Drawing on the largest sampling of attitudes about regret ever conducted from his own World Regret Survey, Pink identifies the four core regrets that most people have. With his signature blend of big ideas and practical takeaways, captivating stories and crisp humour, he argues that by understanding what people regret the most, we can understand what they value the most. We can transform our regrets into a positive force for working smarter and living better.
APPLE BOOKS REVIEW
Here, Daniel H. Pink attempts to deconstructs something we’re all told: not to dwell on our regrets. Instead, it's been his desire to study exactly what we do end up regretting and weaponise those feelings into something positive for us learn from.
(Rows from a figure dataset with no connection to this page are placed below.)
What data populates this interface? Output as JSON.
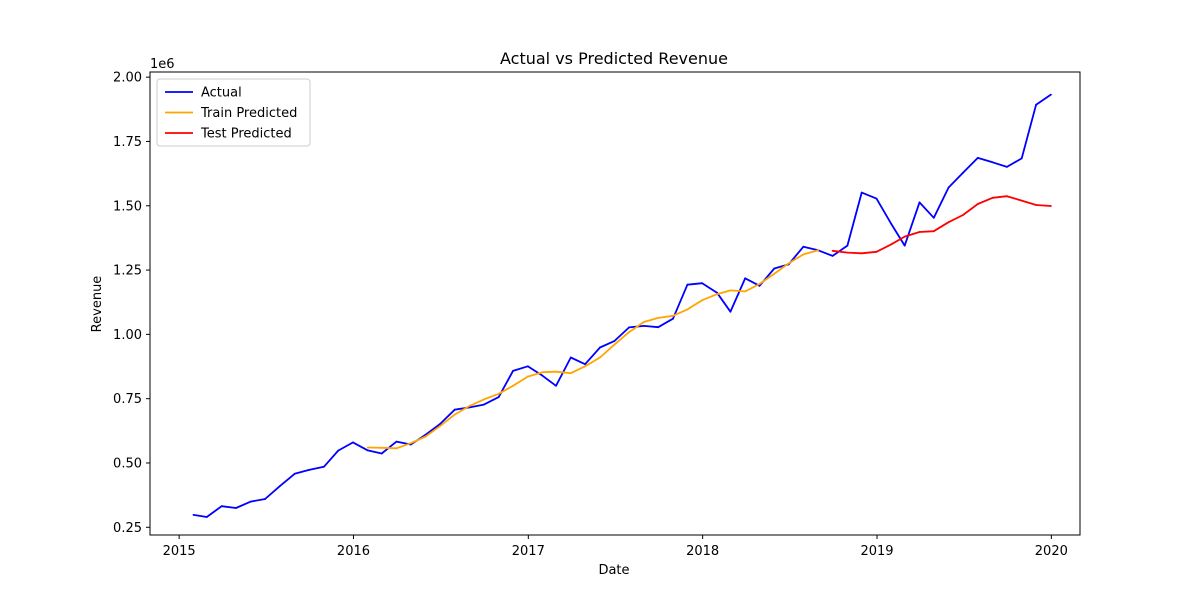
{
  "chart_data": {
    "type": "line",
    "title": "Actual vs Predicted Revenue",
    "xlabel": "Date",
    "ylabel": "Revenue",
    "y_offset_label": "1e6",
    "xlim": [
      "2014-11-01",
      "2020-03-01"
    ],
    "ylim": [
      0.22,
      2.02
    ],
    "x_ticks": [
      "2015",
      "2016",
      "2017",
      "2018",
      "2019",
      "2020"
    ],
    "y_ticks": [
      "0.25",
      "0.50",
      "0.75",
      "1.00",
      "1.25",
      "1.50",
      "1.75",
      "2.00"
    ],
    "grid": false,
    "legend_position": "upper-left",
    "series": [
      {
        "name": "Actual",
        "color": "#0000ff",
        "x": [
          "2015-01-31",
          "2015-02-28",
          "2015-03-31",
          "2015-04-30",
          "2015-05-31",
          "2015-06-30",
          "2015-07-31",
          "2015-08-31",
          "2015-09-30",
          "2015-10-31",
          "2015-11-30",
          "2015-12-31",
          "2016-01-31",
          "2016-02-29",
          "2016-03-31",
          "2016-04-30",
          "2016-05-31",
          "2016-06-30",
          "2016-07-31",
          "2016-08-31",
          "2016-09-30",
          "2016-10-31",
          "2016-11-30",
          "2016-12-31",
          "2017-01-31",
          "2017-02-28",
          "2017-03-31",
          "2017-04-30",
          "2017-05-31",
          "2017-06-30",
          "2017-07-31",
          "2017-08-31",
          "2017-09-30",
          "2017-10-31",
          "2017-11-30",
          "2017-12-31",
          "2018-01-31",
          "2018-02-28",
          "2018-03-31",
          "2018-04-30",
          "2018-05-31",
          "2018-06-30",
          "2018-07-31",
          "2018-08-31",
          "2018-09-30",
          "2018-10-31",
          "2018-11-30",
          "2018-12-31",
          "2019-01-31",
          "2019-02-28",
          "2019-03-31",
          "2019-04-30",
          "2019-05-31",
          "2019-06-30",
          "2019-07-31",
          "2019-08-31",
          "2019-09-30",
          "2019-10-31",
          "2019-11-30",
          "2019-12-31"
        ],
        "values": [
          0.298,
          0.29,
          0.332,
          0.325,
          0.35,
          0.36,
          0.41,
          0.458,
          0.473,
          0.485,
          0.548,
          0.58,
          0.549,
          0.537,
          0.583,
          0.572,
          0.61,
          0.651,
          0.707,
          0.716,
          0.727,
          0.756,
          0.858,
          0.876,
          0.839,
          0.8,
          0.91,
          0.884,
          0.949,
          0.974,
          1.027,
          1.033,
          1.028,
          1.061,
          1.193,
          1.199,
          1.162,
          1.088,
          1.218,
          1.189,
          1.256,
          1.272,
          1.341,
          1.327,
          1.305,
          1.345,
          1.551,
          1.528,
          1.429,
          1.345,
          1.513,
          1.453,
          1.571,
          1.628,
          1.686,
          1.669,
          1.651,
          1.684,
          1.893,
          1.932
        ]
      },
      {
        "name": "Train Predicted",
        "color": "#ffa500",
        "x": [
          "2016-01-31",
          "2016-02-29",
          "2016-03-31",
          "2016-04-30",
          "2016-05-31",
          "2016-06-30",
          "2016-07-31",
          "2016-08-31",
          "2016-09-30",
          "2016-10-31",
          "2016-11-30",
          "2016-12-31",
          "2017-01-31",
          "2017-02-28",
          "2017-03-31",
          "2017-04-30",
          "2017-05-31",
          "2017-06-30",
          "2017-07-31",
          "2017-08-31",
          "2017-09-30",
          "2017-10-31",
          "2017-11-30",
          "2017-12-31",
          "2018-01-31",
          "2018-02-28",
          "2018-03-31",
          "2018-04-30",
          "2018-05-31",
          "2018-06-30",
          "2018-07-31",
          "2018-08-31"
        ],
        "values": [
          0.56,
          0.559,
          0.557,
          0.577,
          0.603,
          0.643,
          0.688,
          0.722,
          0.747,
          0.769,
          0.8,
          0.836,
          0.853,
          0.855,
          0.849,
          0.876,
          0.91,
          0.96,
          1.009,
          1.048,
          1.064,
          1.072,
          1.097,
          1.133,
          1.156,
          1.171,
          1.167,
          1.196,
          1.236,
          1.276,
          1.311,
          1.327
        ]
      },
      {
        "name": "Test Predicted",
        "color": "#ff0000",
        "x": [
          "2018-09-30",
          "2018-10-31",
          "2018-11-30",
          "2018-12-31",
          "2019-01-31",
          "2019-02-28",
          "2019-03-31",
          "2019-04-30",
          "2019-05-31",
          "2019-06-30",
          "2019-07-31",
          "2019-08-31",
          "2019-09-30",
          "2019-10-31",
          "2019-11-30",
          "2019-12-31"
        ],
        "values": [
          1.325,
          1.318,
          1.315,
          1.321,
          1.35,
          1.38,
          1.398,
          1.401,
          1.436,
          1.464,
          1.507,
          1.531,
          1.537,
          1.52,
          1.503,
          1.499
        ]
      }
    ]
  }
}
Using the results from his World Regret Survey—a vast gathering of admissions from more than 16,000 people in over 100 countries—Pink has been able to focus in on the four key regrets. In studying this Big Four (an inability to act responsibly, not taking chances, making poor moral decisions and broken relationships) we’re able to dissect what’s truly important to us all, take ownership of our mistakes and make better choices moving forward.
PUBLISHERS WEEKLY
Regret "clarifies. It instructs. Done right, it needn't drag us down," writes Pink (When) in this pragmatic guide to harnessing the power of the past. He draws on the largest survey ever conducted of Americans' regrets, as well as his own poll of thousands of respondents in 105 countries, to reveal the four most common types of regret: foundational (the failure to be responsible regarding education, finances, or health), boldness (the chances not taken), moral (taking "the low road"), and connection (fractured or unrealized relationships). Rather than despairing over regrets, Pink urges readers to think of them as opportunities for growth and learning, and offers a program for doing so. First, one should acknowledge the regret to "reduce some of its burden," then grant oneself "the same... understanding offer another," and finally, create some distance by talking about it in the third person, which can turn it into a lesson. Pink assembles an impressive array of research and includes some moving stories of people dealing with mistakes, as with one woman whose regret at not having spent more time with her grandparents "helped her to see her own life as a puzzle with meaning as the center piece." Readers looking to shake their shame should start here.